Someone shoots a passenger plane out of the sky and 298 people die. The Palestinians and the Israelis launch firepower at each other for yet another round of Mideast turmoil. A man leaves his child in a sweltering car to die. Just another week on planet earth. While I feel somewhat cynical even writing those few sentences, it strikes me that our inhumanity, small and large, seems to know no end and I am at somewhat of a loss to muster the appropriate indignation. After all, how much indignation can one sustain given that this month’s tragedies seem eerily similar to last month’s? I admit to having become somewhat immune to the news of the world’s evil. I wonder if I have grown a little immune to my own?
This Sunday’s Gospel has us reflecting on the weeds and the wheat. Those evil weeds grow up right alongside the wheat and threaten to choke it off all the time. I feel a kinship with the servants who want the weeds pulled out now! I am tired of living with the evil weeds. Why does Jesus allow for them to be left until the harvest? Why can’t we live without these evil people who perpetrate these evil deeds?
Jesus reluctance is clear: take out the weeds and you might take out the wheat as well. Jesus realizes that evil is very intertwined with good in this broken world. He knows the truth that I don’t want to confront: the evil of the world is not relegated to “those people” – the really evil people. It is something present in all of us. To get rid of the evil weeds now is to toss all of humanity, and put that way, I guess I am willing to be a bit more merciful – that is as long as God is willing to be merciful with me! The challenge of the week’s madness is not to think myself immune.
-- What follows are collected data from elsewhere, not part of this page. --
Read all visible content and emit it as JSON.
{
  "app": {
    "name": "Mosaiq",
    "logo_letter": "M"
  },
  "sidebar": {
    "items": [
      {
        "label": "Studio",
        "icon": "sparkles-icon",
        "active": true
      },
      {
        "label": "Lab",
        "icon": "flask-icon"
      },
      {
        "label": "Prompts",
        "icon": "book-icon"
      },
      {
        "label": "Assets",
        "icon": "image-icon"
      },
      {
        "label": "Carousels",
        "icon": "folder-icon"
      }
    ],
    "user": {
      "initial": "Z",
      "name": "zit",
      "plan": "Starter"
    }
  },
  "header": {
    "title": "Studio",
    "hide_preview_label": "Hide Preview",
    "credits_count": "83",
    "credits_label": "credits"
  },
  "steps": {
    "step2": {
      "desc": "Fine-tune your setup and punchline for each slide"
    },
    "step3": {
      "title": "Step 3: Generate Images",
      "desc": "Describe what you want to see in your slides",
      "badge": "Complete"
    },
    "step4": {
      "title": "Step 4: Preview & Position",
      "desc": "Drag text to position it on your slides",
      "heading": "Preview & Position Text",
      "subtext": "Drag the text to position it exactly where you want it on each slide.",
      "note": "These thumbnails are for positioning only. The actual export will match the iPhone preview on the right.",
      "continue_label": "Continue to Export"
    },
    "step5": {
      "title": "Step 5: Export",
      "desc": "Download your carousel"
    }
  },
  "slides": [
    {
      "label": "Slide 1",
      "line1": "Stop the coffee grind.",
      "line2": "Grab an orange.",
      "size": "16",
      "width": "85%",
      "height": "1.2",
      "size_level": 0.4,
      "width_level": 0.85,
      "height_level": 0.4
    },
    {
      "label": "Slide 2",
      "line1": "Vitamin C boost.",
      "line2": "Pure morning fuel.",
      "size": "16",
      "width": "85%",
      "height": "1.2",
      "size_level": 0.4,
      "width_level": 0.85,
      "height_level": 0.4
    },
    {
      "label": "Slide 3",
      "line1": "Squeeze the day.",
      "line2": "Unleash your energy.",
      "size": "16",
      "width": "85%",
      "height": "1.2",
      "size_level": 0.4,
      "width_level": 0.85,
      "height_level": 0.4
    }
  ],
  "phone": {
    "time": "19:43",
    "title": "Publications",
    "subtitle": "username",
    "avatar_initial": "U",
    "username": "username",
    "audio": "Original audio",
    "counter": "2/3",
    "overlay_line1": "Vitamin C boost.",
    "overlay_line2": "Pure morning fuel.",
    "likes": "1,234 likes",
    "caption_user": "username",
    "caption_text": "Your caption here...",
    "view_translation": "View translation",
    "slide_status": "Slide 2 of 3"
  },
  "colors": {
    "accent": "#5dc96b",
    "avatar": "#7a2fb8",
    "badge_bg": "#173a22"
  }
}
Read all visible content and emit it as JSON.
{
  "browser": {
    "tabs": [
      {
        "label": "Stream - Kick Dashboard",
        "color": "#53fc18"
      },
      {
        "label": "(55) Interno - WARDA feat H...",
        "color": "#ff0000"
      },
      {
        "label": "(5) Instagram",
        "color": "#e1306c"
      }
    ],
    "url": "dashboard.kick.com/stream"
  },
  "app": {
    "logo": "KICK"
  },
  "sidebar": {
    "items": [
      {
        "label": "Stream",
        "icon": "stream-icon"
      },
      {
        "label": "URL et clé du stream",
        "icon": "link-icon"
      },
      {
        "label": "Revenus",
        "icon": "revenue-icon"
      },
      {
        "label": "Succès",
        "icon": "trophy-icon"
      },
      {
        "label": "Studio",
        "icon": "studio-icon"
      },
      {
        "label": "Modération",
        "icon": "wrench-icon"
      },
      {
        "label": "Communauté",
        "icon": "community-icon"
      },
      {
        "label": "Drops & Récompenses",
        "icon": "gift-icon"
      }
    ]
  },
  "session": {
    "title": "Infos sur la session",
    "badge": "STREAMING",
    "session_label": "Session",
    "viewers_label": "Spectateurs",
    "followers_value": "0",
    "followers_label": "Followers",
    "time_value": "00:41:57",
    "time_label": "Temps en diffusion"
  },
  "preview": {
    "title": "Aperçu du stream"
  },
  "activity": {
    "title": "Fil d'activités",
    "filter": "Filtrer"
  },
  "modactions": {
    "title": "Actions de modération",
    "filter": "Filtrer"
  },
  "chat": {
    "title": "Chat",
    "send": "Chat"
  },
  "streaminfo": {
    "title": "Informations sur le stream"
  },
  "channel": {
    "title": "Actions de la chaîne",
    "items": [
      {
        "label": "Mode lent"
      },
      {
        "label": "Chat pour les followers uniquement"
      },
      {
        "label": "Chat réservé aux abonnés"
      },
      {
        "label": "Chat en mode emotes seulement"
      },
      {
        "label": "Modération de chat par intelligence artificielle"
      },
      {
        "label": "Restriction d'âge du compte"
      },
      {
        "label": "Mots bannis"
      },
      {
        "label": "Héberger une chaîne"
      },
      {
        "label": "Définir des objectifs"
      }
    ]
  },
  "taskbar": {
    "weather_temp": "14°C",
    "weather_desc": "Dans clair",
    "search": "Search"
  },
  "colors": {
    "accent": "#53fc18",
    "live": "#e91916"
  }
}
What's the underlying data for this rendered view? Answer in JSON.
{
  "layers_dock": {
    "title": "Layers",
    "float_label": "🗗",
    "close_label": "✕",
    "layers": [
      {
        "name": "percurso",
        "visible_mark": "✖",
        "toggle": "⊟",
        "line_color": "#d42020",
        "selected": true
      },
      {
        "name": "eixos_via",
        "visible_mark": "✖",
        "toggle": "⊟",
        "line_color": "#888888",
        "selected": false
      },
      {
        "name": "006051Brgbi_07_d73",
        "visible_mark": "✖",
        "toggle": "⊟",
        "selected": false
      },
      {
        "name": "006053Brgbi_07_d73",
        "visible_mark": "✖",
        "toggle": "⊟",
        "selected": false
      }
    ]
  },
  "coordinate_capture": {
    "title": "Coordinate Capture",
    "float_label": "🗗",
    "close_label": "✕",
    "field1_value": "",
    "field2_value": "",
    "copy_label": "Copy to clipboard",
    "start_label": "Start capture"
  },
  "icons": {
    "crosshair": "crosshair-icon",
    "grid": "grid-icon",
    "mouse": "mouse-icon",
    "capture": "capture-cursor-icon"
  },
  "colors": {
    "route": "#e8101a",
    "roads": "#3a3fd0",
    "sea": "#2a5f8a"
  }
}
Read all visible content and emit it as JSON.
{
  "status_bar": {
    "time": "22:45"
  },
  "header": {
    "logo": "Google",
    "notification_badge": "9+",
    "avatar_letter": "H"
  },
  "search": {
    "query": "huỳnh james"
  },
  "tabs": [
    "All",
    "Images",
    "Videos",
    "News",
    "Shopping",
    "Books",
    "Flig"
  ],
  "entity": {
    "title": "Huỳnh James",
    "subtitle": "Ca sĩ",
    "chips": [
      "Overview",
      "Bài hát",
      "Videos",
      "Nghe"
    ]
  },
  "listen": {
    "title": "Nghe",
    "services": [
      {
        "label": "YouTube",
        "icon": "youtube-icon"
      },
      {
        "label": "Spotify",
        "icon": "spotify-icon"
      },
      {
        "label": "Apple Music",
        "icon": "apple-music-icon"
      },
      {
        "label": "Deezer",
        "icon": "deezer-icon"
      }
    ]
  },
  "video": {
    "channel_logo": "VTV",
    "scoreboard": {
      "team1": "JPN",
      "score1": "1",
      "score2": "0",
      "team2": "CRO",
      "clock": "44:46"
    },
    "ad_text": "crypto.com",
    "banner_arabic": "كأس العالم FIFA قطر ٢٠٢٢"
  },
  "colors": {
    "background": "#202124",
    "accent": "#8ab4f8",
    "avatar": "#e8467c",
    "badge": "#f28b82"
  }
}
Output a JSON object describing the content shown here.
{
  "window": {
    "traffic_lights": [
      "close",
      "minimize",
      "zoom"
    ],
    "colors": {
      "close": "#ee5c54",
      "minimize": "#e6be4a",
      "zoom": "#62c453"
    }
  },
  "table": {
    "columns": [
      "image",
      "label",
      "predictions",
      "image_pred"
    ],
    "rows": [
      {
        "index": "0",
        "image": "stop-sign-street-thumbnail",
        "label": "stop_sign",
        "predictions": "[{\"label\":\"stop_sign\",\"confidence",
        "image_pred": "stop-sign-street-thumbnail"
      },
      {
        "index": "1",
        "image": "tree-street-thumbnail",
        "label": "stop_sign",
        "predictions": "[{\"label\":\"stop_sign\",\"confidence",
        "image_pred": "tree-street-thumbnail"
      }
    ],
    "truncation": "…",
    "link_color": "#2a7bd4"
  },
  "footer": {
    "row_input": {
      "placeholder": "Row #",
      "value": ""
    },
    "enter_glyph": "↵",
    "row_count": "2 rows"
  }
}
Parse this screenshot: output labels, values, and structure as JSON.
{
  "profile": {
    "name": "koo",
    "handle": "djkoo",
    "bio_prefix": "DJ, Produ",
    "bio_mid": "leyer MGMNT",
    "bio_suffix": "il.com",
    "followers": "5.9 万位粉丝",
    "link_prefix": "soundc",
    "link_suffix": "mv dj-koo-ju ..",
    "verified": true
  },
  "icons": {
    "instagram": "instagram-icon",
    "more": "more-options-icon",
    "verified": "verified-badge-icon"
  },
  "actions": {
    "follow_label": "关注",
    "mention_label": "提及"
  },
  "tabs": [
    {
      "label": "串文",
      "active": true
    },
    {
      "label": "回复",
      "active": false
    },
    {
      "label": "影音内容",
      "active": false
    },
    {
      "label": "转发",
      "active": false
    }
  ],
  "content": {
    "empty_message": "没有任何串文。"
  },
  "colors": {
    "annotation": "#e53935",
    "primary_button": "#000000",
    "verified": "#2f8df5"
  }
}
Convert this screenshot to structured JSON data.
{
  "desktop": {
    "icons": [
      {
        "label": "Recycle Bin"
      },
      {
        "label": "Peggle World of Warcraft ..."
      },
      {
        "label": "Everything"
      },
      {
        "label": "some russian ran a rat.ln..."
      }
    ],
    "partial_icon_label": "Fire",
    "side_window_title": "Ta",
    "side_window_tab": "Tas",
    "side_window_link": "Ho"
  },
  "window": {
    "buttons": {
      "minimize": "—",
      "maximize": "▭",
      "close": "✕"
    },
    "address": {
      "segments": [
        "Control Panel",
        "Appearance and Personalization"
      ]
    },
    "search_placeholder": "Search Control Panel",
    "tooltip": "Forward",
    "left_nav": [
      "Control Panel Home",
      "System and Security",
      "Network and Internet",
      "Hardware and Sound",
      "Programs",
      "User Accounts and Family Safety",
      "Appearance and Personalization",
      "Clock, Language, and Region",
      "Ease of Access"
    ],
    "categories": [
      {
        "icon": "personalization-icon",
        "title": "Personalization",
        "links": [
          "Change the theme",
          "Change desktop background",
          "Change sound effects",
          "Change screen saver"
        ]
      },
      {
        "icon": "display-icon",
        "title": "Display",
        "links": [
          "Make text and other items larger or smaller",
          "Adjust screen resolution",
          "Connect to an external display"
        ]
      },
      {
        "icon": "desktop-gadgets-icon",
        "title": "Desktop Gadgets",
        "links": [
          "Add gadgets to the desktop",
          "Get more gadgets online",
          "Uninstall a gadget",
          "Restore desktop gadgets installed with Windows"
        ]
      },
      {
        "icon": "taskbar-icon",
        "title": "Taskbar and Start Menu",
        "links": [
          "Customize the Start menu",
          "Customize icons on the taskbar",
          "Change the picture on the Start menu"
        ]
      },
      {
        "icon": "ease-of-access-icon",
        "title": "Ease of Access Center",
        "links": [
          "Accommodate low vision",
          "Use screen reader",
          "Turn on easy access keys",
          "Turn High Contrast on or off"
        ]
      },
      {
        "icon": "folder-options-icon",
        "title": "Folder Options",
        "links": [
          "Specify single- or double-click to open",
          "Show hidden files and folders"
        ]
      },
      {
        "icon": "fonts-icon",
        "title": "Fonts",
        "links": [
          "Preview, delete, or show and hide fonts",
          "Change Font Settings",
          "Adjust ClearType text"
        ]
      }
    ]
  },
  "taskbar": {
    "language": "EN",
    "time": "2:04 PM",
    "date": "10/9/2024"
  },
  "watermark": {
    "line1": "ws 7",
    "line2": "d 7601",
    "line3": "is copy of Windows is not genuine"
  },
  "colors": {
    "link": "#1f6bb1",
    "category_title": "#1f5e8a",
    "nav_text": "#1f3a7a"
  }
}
There but for the grace of God go I. Of course I cannot fathom aiming a rocket launcher at a passenger jet, but I can shoot my fair share of verbal missiles. Evil is evil – it’s all a matter of degree. Given that I pray for God’s forgiveness for myself, may I take a moment today to pray for the forgiveness of the others who have committed similar and much worse evils this day. And when the final harvest comes, I pray that the evils in my life will not have choked off the finest wheat which God has created me to become.